Dann habe ich beschlossen, ins Kino zu gehen, weil ich mich dort immer wohl und geborgen fühle. Ich habe mir den österreichischen Film Mond von Kurtwin Ayub angesehen, der mir recht gut gefallen hat. Und wie immer, wenn es im Saal dunkel wird, fühle ich mich tatsächlich besser, da muss der Film noch gar nicht angefangen haben.

Zum Heimfahren hatte ich zwei Nachrichten. Das Kind hat mir ein Reel geschickt, das mir sagte, dass er keinen Lottogewinn braucht, weil er hat die beste Mama. Und dann habe ich von jemanden, der mir sehr wichtig ist, wieder etwas interessantes geschickt bekommen. Beides hat mir sehr gut getan. Vielleicht ist mir die eine oder andere Träne in der U6 über die Wangen gelaufen, aber näheres weiß man nicht.

American Psycho, zwei

Spoiler! Wenn jemand den Roman gar nicht kennt und/oder von ihm überrascht werden will, nicht weiterlesen, man kann kaum etwas dazu sagen, ohne Dinge zum Inhalt zu schreiben

Als ich American Psycho jetzt noch einmal gelesen habe, habe ich mir gedacht, dass das wirklich ein typischer 90er Jahre Roman ist, wo es ja auch bei anderen Autoren wie Frederic Beigbeder, Benjamin von Stuckrad-Barre oder Michel Houellebecq sehr viel um Kritik an der Konsumgesellschaft ging, das aber auf sehr hippe und fast affirmative Art und Weise (siehe Popliteratur). Ich fand das damals sehr ansprechend, heute fehlt mir irgendwie ein bisschen der Tiefgang. Denn tatsächlich ist American Psycho eine Abfolge der Schilderung von Restaurant- und Clubbesuch, Drogengebrauch, Sex, Fitness, Mode und dazwischen immer wieder sehr drastisch geschilderte Morde. Über den Beruf erfahren wir nichts. Dem Protagonisten kommt man dabei nur in einem gewissen Ausmaß nahe, nie aber vollständig.

Was mir schon damals am besten an dem Roman gefiel und auch jetzt wieder, waren die Passagen, in denen Patrick Bateman über Musik schreibt. Ich kaufe mir selbst ja auch hin und wieder überteuerte Musikmagazine, nicht, weil ich mich so gut mit Musik auskenne, sondern weil ich diese Albumerläuterungsprosa so gerne mag. Und so etwas liest man bei Bateman ebenfalls, etwa über Huey Lewis, Whitney Houston und über Genesis/Phil Collins. Es ist halt auch sehr überraschend, wenn man gerade noch verfolgt hat, wie Bateman einen Obdachlosen richtiggehend schlachtet und im nächsten Kapitel geht es um das Euvre eines massentauglichen Popstars.
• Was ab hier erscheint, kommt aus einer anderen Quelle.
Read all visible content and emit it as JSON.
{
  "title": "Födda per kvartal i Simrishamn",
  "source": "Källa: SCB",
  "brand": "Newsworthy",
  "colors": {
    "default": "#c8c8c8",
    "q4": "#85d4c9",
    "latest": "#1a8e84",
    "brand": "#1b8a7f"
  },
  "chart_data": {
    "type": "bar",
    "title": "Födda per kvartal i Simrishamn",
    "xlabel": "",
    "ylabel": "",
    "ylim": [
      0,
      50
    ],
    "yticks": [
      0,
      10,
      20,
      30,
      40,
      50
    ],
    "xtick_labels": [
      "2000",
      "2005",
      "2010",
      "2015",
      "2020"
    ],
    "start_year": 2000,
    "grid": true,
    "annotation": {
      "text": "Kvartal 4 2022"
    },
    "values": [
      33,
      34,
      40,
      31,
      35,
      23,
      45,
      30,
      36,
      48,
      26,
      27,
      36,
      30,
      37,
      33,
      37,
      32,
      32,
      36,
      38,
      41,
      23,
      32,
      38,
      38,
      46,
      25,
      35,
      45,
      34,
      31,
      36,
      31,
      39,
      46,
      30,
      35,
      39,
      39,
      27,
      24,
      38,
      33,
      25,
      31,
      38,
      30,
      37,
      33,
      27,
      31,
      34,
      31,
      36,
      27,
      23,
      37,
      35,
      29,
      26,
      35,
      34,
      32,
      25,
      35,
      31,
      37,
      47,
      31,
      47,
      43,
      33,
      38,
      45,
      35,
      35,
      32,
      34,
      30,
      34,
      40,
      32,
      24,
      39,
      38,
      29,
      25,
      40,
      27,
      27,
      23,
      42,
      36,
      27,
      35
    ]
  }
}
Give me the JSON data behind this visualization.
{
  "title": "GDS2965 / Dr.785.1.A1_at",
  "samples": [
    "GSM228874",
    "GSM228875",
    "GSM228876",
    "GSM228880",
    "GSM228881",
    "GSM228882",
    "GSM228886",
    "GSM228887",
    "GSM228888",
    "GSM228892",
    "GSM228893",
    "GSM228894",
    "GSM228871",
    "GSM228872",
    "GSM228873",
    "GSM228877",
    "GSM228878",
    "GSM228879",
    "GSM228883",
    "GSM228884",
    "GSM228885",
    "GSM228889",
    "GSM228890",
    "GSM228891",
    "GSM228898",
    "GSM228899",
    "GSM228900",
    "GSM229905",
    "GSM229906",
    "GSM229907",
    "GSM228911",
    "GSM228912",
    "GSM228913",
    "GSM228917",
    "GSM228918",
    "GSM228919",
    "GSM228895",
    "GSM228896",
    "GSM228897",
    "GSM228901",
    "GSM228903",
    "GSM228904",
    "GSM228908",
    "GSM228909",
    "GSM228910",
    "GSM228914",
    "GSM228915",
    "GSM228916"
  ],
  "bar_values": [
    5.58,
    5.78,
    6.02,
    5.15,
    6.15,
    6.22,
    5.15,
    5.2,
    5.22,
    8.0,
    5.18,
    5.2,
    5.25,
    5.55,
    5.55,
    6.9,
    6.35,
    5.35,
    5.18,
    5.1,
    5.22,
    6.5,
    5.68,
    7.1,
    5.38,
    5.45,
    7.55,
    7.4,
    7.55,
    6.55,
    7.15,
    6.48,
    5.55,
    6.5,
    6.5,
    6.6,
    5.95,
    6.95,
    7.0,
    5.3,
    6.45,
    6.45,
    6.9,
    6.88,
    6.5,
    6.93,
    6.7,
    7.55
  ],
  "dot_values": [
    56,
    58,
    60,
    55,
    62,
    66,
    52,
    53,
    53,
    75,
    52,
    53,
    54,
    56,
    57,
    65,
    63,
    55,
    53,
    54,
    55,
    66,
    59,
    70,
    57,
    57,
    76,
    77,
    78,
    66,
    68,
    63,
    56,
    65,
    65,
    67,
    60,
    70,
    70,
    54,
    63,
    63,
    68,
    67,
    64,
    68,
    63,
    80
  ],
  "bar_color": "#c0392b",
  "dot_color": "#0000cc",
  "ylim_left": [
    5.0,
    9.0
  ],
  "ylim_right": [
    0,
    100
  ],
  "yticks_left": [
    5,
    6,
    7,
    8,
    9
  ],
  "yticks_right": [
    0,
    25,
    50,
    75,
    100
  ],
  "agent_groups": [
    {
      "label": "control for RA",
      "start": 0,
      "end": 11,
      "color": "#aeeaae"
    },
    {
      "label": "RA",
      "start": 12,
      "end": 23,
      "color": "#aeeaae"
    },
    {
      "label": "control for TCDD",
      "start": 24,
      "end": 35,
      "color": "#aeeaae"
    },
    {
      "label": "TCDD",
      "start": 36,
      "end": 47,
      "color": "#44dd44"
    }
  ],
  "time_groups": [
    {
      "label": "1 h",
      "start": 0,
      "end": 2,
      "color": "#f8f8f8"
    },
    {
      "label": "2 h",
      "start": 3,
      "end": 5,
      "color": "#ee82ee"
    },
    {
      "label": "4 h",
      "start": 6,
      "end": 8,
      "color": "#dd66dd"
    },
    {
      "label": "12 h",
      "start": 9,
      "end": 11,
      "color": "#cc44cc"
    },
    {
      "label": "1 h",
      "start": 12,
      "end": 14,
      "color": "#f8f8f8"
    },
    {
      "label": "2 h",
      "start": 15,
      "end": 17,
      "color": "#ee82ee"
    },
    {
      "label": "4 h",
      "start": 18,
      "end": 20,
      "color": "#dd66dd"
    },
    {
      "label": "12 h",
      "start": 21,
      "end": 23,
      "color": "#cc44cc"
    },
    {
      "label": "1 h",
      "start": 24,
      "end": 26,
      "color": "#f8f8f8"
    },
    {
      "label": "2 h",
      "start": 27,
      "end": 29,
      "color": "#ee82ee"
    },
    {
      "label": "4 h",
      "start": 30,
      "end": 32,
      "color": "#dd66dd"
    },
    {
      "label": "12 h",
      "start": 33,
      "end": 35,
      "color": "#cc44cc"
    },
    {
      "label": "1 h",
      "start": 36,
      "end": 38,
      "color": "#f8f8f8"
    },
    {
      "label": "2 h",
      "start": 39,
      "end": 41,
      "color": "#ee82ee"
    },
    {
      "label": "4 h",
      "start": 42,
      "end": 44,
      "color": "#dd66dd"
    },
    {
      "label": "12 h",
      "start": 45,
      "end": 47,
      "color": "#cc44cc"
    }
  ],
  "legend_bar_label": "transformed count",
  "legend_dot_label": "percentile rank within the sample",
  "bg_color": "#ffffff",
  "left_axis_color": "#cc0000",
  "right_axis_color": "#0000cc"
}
Über Collins etwa schreibt er: “Phil Collins’ solo efforts seem to be more commercial and therefore more satisfying in a narrower way (…) His remake of You Can’t Hurry Love which I’m not alone in thinking is better than the Supremes’ original. But I also think that Phil Collins works better within the confines of the group than as a solo artist – and I stress the word artist.”

Letztendlich, und das ist quasi auch das große Geheimnis von American Psycho, weiß man ja nie, hat Bateman wirklich gemordet? Oder bildet er sich das alles nur ein? Ist American Psycho eine Satire? Im Roman und auch in der ersten Verfilmung gibt es Hinweise auf beide Lesarten. Dazu kann sich jeder selbst eine Meinung bilden.

Jedenfalls weiß ich nicht, wieso gerade der eher lyrische Regisseur Guadagnino dieses Werk adaptieren möchte, was ja wieder auch ganz spannend ist. Als ich den ersten Film jetzt nochmal gesehen habe, habe ich mir gedacht, man hat durch die ganzen Nolan Batman-Verfilmungen, in denen Christian Bale die Hauptfigur spielte, ganz vergessen wie durch und durch böse Bale auch sein kann. Guadganinos Casting seiner Hauptfigur, die den Film auch fast alleine trägt, wird also auf jedenfall maßgeblich sein.